The basic question-answering format of large language models involves inputting a prompt and receiving a response, and the quality of the prompt directly impacts the effectiveness of the response. Automated Prompt Optimization (APO) aims to break free from the cognitive biases of manually designed prompts and explores a broader design space for prompts. However, existing APO methods suffer from limited flexibility of fixed templates and inefficient search in prompt spaces as key issues. To this end, we propose a Multi-Agent framework IncorpoRating Socratic guidance (MARS)1, which utilizes multi-agent fusion technology for automatic planning, with gradual continuous optimization and evaluation. Specifically, MARS comprises seven agents, each with distinct functionalities, which autonomously use the Planner to devise an optimization path that ensures flexibility. Additionally, it employs a Teacher-Critic-Student Socratic dialogue pattern to iteratively optimize the prompts while conducting effective search. We conduct extensive experiments on various datasets to validate the effectiveness of our method, and perform additional analytical experiments to assess the model’s advancement as well as the interpretability.

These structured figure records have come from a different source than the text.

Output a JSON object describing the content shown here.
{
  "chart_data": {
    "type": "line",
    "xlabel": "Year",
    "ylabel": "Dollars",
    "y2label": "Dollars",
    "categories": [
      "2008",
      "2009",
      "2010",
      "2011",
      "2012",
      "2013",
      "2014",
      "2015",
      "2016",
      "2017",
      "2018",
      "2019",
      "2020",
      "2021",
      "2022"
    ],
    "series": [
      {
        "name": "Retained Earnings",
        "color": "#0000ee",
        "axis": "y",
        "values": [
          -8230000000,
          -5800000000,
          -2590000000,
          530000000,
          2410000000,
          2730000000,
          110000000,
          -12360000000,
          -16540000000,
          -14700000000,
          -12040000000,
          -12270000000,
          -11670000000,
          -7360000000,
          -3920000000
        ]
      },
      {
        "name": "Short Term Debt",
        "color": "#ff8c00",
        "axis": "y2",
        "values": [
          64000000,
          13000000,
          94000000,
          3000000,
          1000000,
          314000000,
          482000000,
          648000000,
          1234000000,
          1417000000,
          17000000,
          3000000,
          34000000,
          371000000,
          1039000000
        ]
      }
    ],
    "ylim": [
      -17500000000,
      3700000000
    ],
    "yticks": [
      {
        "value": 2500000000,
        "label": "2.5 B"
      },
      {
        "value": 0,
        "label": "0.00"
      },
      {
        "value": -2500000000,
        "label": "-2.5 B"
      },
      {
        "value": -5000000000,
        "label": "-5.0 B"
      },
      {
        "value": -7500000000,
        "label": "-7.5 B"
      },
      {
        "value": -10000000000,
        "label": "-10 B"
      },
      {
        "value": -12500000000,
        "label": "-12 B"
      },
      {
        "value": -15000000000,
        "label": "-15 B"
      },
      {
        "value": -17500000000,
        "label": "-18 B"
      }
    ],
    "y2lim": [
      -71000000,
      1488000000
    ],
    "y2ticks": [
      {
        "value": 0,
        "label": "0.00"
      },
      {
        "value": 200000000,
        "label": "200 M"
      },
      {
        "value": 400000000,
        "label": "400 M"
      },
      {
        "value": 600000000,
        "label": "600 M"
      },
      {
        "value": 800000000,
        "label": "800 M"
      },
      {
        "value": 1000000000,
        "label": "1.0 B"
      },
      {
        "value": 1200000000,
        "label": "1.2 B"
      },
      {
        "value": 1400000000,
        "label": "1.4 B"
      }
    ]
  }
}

Introduction. Large language models (LLMs) such as GPT- 4 (Achiam et al., 2023) and Deepseek-R1 (Guo et al., 2025) provide robust support for thousands of natural language processing tasks. By providing a natural language prompt that includes instructions and a task description, LLMs can quickly adapt and respond (Lin et al., 2025). Consequently, the quality of the prompt is of critical importance, leading to wide interest in Automated Prompt Optimization (APO) (Pryzant et al., 2023). As shown in Figure 1, we provide LLMs with three different inputs for the word sorting task: a zero-shot prompt, a Chain of Thought (CoT) prompt, and our optimized prompt. The responses are produced in a markedly distinct way. Specifically, the zero-shot prompt incorrectly identifies the alterate as the more common word alternate. However, the task requires faithfully preserving the given sequence of words rather than correcting them. With the CoT prompt, the sorting remains incorrect because the LLM does not fully grasp the sorting task and the word sequence.

Discussion / Conclusion. This study introduces a MARS method. Specifically, we develop a multi-agent framework incorporating Socratic guidance that includes a Planner agent and six task-specific agents for APO. First, to tackle the issue of limited flexibility of fixed templates, we utilize the Planner agent to autonomously design optimization paths for various tasks, ensuring that each task adheres to its own specific optimization trajectory. Next, we employ a Teacher-Critic-Student Socratic guidance dialogue pattern to iteratively refine the prompts while address the issue of inefficient search in prompt spaces. Finally, we validate the optimized prompts within the Target agent and iterate until the optimal prompt is identified. We conduct extensive experiments across a range of general tasks and domain-specific datasets to assess the effectiveness of MARS and explore the interpretability of the optimization process and results.